Söylemsel Felaketler Dairesi, Birinci Bölüm: ‘Terörle Küresel Savaş’. Bush için 11 Eylül sonrasında Kaide ve müttefiklerine savaş açmak kolaydı. Fakat terörizm düşüncesinin ta kendisine savaş açtı. Teoride İrlanda’dan Özbekistan’a kadar yerel ihtilaflarda ABD’nin başına bela olan ve her daim iyilerin safında yer almamasına yol açan bir karardı bu. ‘Terörle savaş’ Bin Ladin’e de hak ettiğinin üstünde bir statü kazandırdı.
‘Waterboarding’ işkencesini ABD’nin alametifarikası haline getirmek: 11 Eylül’den hemen sonra Bush yönetimi normalde acımasız diktatörlüklerde rastlanan bazı uygulamalara girişti: İşkence, yargılanma hakkının askıya alınması, şüphelilerin gizlice sorgulanması, denizaşırı tesislerde sorgusuz sualsiz tutulması. Bush hatıralarında su işkencesini şahsen onayladığını kabul ediyor. Obama’nın Guantana-mo’yu kapatamaması, bu uygulamaları kaldırmanın on yıllar alabileceğini gösteriyor.
Söylemsel Felaketler Dairesi, İkinci Bölüm: ‘Şer Mihveri’. ABD, 11 Eylül’ü takip eden aylarda Kaide ve Taliban’a husumet besleyen İran’dan Afganistan konusunda şaşırtıcı bir destek gördü. İstihbarat paylaşımı ve diplomatik işbirliği ABD’nin Taliban’ı devirmesine yardım etti. Bush, İran’ı nasıl ödüllendirdi? ‘Şer Mihveri’ne dahil ederek.

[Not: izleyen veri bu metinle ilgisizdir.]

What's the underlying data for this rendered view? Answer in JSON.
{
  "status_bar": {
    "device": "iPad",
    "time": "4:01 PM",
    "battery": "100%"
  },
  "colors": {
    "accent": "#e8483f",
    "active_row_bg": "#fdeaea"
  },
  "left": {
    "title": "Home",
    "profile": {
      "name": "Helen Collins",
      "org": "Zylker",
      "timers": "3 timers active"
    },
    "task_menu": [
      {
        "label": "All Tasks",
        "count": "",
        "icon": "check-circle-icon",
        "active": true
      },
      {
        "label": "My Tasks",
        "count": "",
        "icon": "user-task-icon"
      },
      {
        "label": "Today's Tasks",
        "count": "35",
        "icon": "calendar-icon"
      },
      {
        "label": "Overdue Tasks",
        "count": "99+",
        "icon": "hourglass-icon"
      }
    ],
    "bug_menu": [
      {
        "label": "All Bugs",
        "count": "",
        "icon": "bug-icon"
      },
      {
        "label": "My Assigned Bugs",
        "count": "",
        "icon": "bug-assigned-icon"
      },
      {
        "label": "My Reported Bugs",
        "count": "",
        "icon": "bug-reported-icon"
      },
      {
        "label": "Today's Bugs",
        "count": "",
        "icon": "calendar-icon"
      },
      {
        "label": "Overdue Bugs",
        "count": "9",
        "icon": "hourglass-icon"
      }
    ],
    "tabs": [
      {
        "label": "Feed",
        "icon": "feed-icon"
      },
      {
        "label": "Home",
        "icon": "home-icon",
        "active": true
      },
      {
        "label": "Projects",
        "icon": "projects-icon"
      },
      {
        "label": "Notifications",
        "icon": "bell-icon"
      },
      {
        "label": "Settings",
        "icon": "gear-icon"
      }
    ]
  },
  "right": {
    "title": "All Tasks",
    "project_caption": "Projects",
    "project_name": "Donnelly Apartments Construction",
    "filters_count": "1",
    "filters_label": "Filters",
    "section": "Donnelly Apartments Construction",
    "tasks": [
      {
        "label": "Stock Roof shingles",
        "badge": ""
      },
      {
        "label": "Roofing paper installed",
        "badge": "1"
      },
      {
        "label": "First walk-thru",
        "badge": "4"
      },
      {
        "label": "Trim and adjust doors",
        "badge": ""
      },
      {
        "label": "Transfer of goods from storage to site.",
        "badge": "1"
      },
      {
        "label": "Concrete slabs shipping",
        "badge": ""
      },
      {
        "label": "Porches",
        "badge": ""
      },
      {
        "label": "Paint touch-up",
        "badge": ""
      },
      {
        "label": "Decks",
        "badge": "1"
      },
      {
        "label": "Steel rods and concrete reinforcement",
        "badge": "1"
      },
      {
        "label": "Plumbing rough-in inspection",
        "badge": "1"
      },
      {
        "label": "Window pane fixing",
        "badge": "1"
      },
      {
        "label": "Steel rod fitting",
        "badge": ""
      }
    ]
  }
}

Irak: Bu öyle muazzam bir rezaletti ki, savaş öncesi kaç başka rezalet olduğu unutuluyor. Kitle imha silahları ve Saddam Hüseyin-Bin Ladin ilişkileri kuyruklu yalandı. Dışişleri Bakanı Colin Powell’ın BM sunumu utanç vesikasıydı. Wolfowitz’in savaşın kendini amorti edeceği iddiası akıl almazdı. 4 bin ABD askeri ve 100 bin Iraklı sivilin ölümünü, 30 binden fazla askerin yaralanmasını ve milyonlarca Iraklının mülteci konumuna düşmesini unutmayalım. ABD’ye dost demokrasiler kazandıracağı söylenen bir strateji, güçlenmiş bir İran yarattı. Daha şaşırtıcı olanıysa, eski başkanın savaş kararından dolayı bugün bile nedamet getirmemesi.
İran’ı yine terslemek: Nisan 2003’de Bağdat’ın düşüşünden sonra ortalığı saran ‘İşlem Tamam’ sevincinin ortasında, endişe duyan İran ABD’ye İsviçreli bir arabulucu göndererek, İran’ın Hizbullah gibi gruplara desteğini sona erdirmek ve nükleer programıyla ilgili anlaşmaya varmak gibi önerilerle görüşme teklif etti. ABD, İranlıları geri çevirdi; hatta arabulucunun böyle bir mesaj getirdiği için azarlandığı söyleniyor. Muhtemel bir yakınlaşma yerine, karşımızda Ahmedinecad’ı buluverdik ve ilişkiler giderek kötüleşti.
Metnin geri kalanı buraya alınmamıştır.